The year with the highest number of such incidents was 2015, when 58,570 migrants were rescued in 1,540 cases, while 263 bodies were recovered and 201 people were reported missing.
Most recently, on Feb. 12, a rubber boat carrying migrants sank off the coast of Foça in the Turkish Aegean province of İzmir. Three people died and 33 were rescued. Search-and-rescue operations by air and sea were ongoing between Foça and Karaburun for four missing individuals.
Rights groups and international media have repeatedly accused Greece of illegally pushing would-be asylum seekers back into Turkish waters, supporting their claims with video footage and witness testimonies.
Questions are also mounting over a deadly collision last week between a Greek Coast Guard patrol vessel and a high-speed migrant boat off the island of Chios, near the Turkish coast.
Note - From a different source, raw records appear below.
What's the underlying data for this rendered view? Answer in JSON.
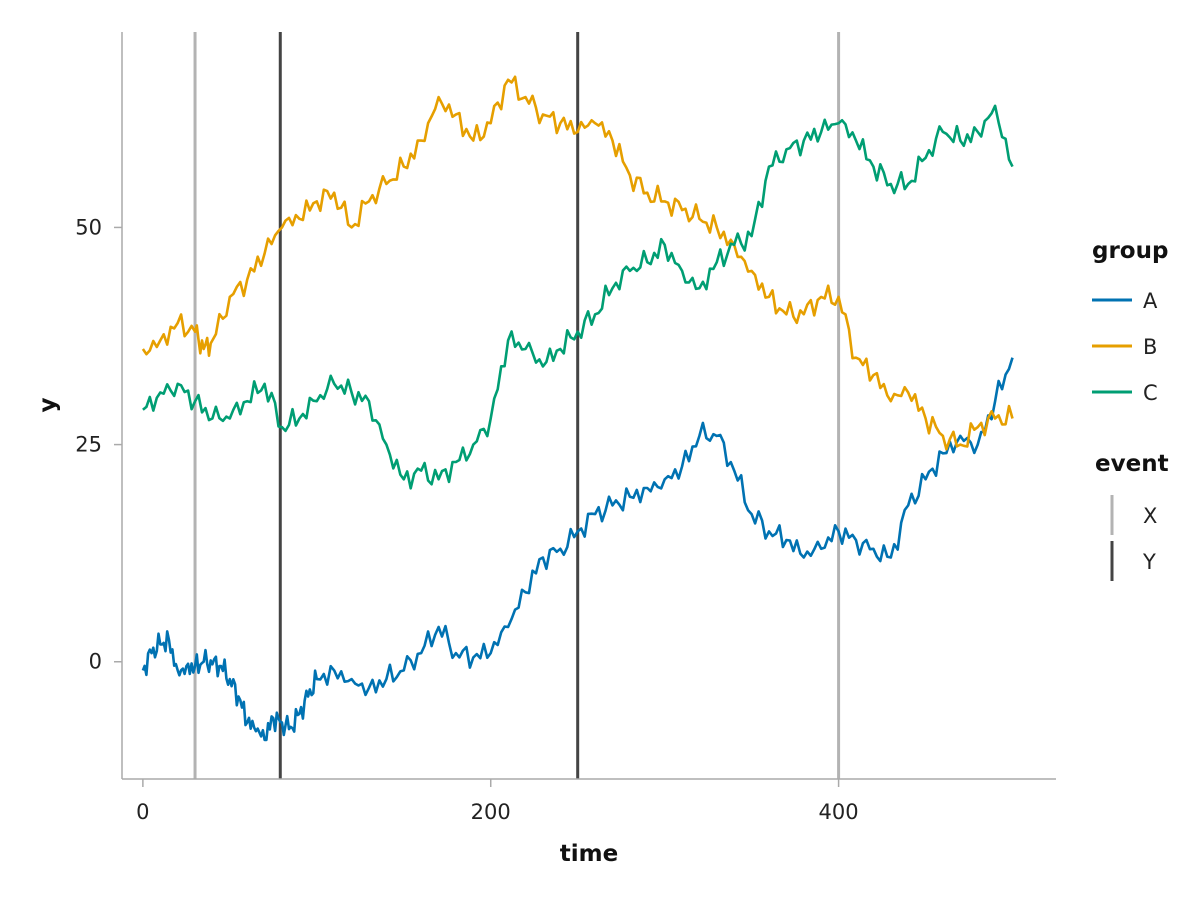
{
  "chart_data": {
    "type": "line",
    "title": "",
    "xlabel": "time",
    "ylabel": "y",
    "xlim": [
      -12,
      525
    ],
    "ylim": [
      -13.5,
      72.5
    ],
    "xticks": [
      0,
      200,
      400
    ],
    "yticks": [
      0,
      25,
      50
    ],
    "grid": false,
    "legend_position": "right",
    "series": [
      {
        "name": "A",
        "color": "#0072B2",
        "points": [
          [
            0,
            -1
          ],
          [
            5,
            1
          ],
          [
            10,
            2
          ],
          [
            15,
            2.5
          ],
          [
            20,
            -1
          ],
          [
            25,
            -0.5
          ],
          [
            30,
            -0.5
          ],
          [
            35,
            0
          ],
          [
            40,
            -0.3
          ],
          [
            45,
            -0.5
          ],
          [
            50,
            -2
          ],
          [
            55,
            -4
          ],
          [
            60,
            -7
          ],
          [
            65,
            -8
          ],
          [
            70,
            -9
          ],
          [
            75,
            -6.5
          ],
          [
            80,
            -7
          ],
          [
            85,
            -7.5
          ],
          [
            90,
            -6
          ],
          [
            95,
            -4
          ],
          [
            100,
            -2
          ],
          [
            110,
            -1
          ],
          [
            120,
            -2
          ],
          [
            130,
            -3
          ],
          [
            140,
            -2
          ],
          [
            150,
            -1
          ],
          [
            160,
            1
          ],
          [
            170,
            4
          ],
          [
            180,
            1
          ],
          [
            190,
            0.5
          ],
          [
            200,
            1
          ],
          [
            210,
            4
          ],
          [
            220,
            8
          ],
          [
            230,
            12
          ],
          [
            240,
            13
          ],
          [
            250,
            15
          ],
          [
            260,
            17
          ],
          [
            270,
            18
          ],
          [
            280,
            19
          ],
          [
            290,
            20
          ],
          [
            300,
            21
          ],
          [
            310,
            22.5
          ],
          [
            320,
            26
          ],
          [
            330,
            26
          ],
          [
            340,
            22
          ],
          [
            350,
            17
          ],
          [
            360,
            15
          ],
          [
            370,
            14
          ],
          [
            380,
            12
          ],
          [
            390,
            13
          ],
          [
            400,
            15
          ],
          [
            410,
            14
          ],
          [
            420,
            13
          ],
          [
            430,
            12
          ],
          [
            440,
            18
          ],
          [
            450,
            21
          ],
          [
            460,
            24
          ],
          [
            470,
            26
          ],
          [
            480,
            25
          ],
          [
            490,
            30
          ],
          [
            500,
            35
          ]
        ]
      },
      {
        "name": "B",
        "color": "#E69F00",
        "points": [
          [
            0,
            36
          ],
          [
            10,
            37
          ],
          [
            20,
            39
          ],
          [
            30,
            38
          ],
          [
            35,
            36
          ],
          [
            40,
            37
          ],
          [
            50,
            42
          ],
          [
            60,
            44
          ],
          [
            70,
            47
          ],
          [
            80,
            50
          ],
          [
            90,
            51
          ],
          [
            100,
            53
          ],
          [
            110,
            54
          ],
          [
            120,
            50
          ],
          [
            130,
            53
          ],
          [
            140,
            55
          ],
          [
            150,
            57
          ],
          [
            160,
            60
          ],
          [
            170,
            65
          ],
          [
            180,
            63
          ],
          [
            190,
            60
          ],
          [
            200,
            62
          ],
          [
            210,
            67
          ],
          [
            220,
            65
          ],
          [
            230,
            63
          ],
          [
            240,
            62
          ],
          [
            250,
            61
          ],
          [
            260,
            62
          ],
          [
            270,
            60
          ],
          [
            280,
            56
          ],
          [
            290,
            54
          ],
          [
            300,
            53
          ],
          [
            310,
            52
          ],
          [
            320,
            51
          ],
          [
            330,
            50
          ],
          [
            340,
            48
          ],
          [
            350,
            45
          ],
          [
            360,
            42
          ],
          [
            370,
            40
          ],
          [
            380,
            40
          ],
          [
            390,
            42
          ],
          [
            400,
            42
          ],
          [
            410,
            35
          ],
          [
            420,
            33
          ],
          [
            430,
            30
          ],
          [
            440,
            31
          ],
          [
            450,
            28
          ],
          [
            460,
            26
          ],
          [
            470,
            25
          ],
          [
            480,
            27
          ],
          [
            490,
            28
          ],
          [
            500,
            28
          ]
        ]
      },
      {
        "name": "C",
        "color": "#009E73",
        "points": [
          [
            0,
            29
          ],
          [
            10,
            31
          ],
          [
            20,
            32
          ],
          [
            30,
            30
          ],
          [
            40,
            28
          ],
          [
            50,
            28
          ],
          [
            60,
            30
          ],
          [
            70,
            32
          ],
          [
            80,
            27
          ],
          [
            90,
            28
          ],
          [
            100,
            30
          ],
          [
            110,
            32
          ],
          [
            120,
            31
          ],
          [
            130,
            30
          ],
          [
            140,
            25
          ],
          [
            150,
            21
          ],
          [
            160,
            22
          ],
          [
            170,
            21
          ],
          [
            180,
            23
          ],
          [
            190,
            25
          ],
          [
            200,
            28
          ],
          [
            210,
            37
          ],
          [
            220,
            36
          ],
          [
            230,
            34
          ],
          [
            240,
            36
          ],
          [
            250,
            38
          ],
          [
            260,
            40
          ],
          [
            270,
            43
          ],
          [
            280,
            45
          ],
          [
            290,
            46
          ],
          [
            300,
            48
          ],
          [
            310,
            45
          ],
          [
            320,
            43
          ],
          [
            330,
            46
          ],
          [
            340,
            48
          ],
          [
            350,
            49
          ],
          [
            360,
            57
          ],
          [
            370,
            59
          ],
          [
            380,
            60
          ],
          [
            390,
            61
          ],
          [
            400,
            62
          ],
          [
            410,
            60
          ],
          [
            420,
            57
          ],
          [
            430,
            55
          ],
          [
            440,
            55
          ],
          [
            450,
            58
          ],
          [
            460,
            61
          ],
          [
            470,
            60
          ],
          [
            480,
            61
          ],
          [
            490,
            64
          ],
          [
            500,
            57
          ]
        ]
      }
    ],
    "events": [
      {
        "name": "X",
        "color": "#B3B3B3",
        "x": [
          30,
          400
        ]
      },
      {
        "name": "Y",
        "color": "#444444",
        "x": [
          79,
          250
        ]
      }
    ],
    "legend": {
      "group_title": "group",
      "group_items": [
        "A",
        "B",
        "C"
      ],
      "event_title": "event",
      "event_items": [
        "X",
        "Y"
      ]
    }
  }
}
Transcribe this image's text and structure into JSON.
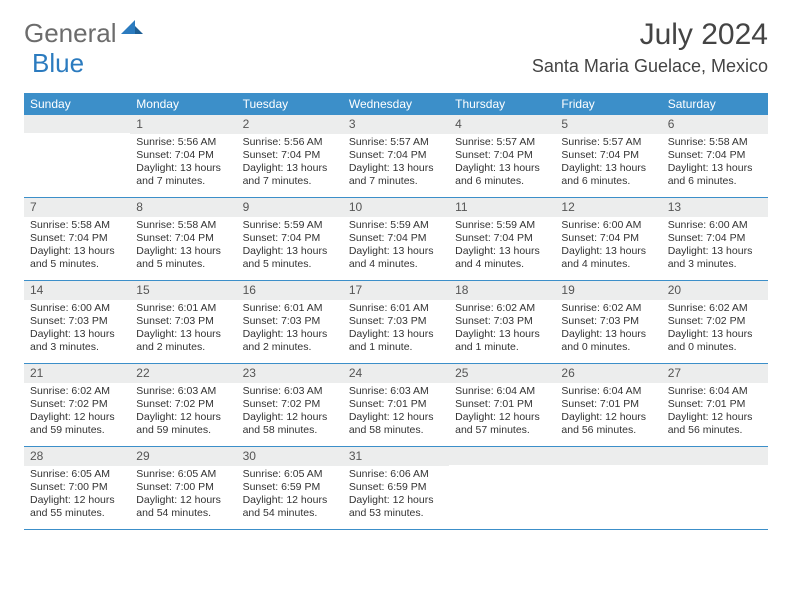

Some 15 asylum seekers died, while 24 survivors were hospitalized in Chios with injuries.
Eighteen of its coastguard members are being prosecuted for involuntary manslaughter due to negligence in the sinking of the trawler Adriana in June 2023.
The United Nations said around 750 people died in that tragedy, one of the worst migrant shipwrecks in the Mediterranean in the past decade.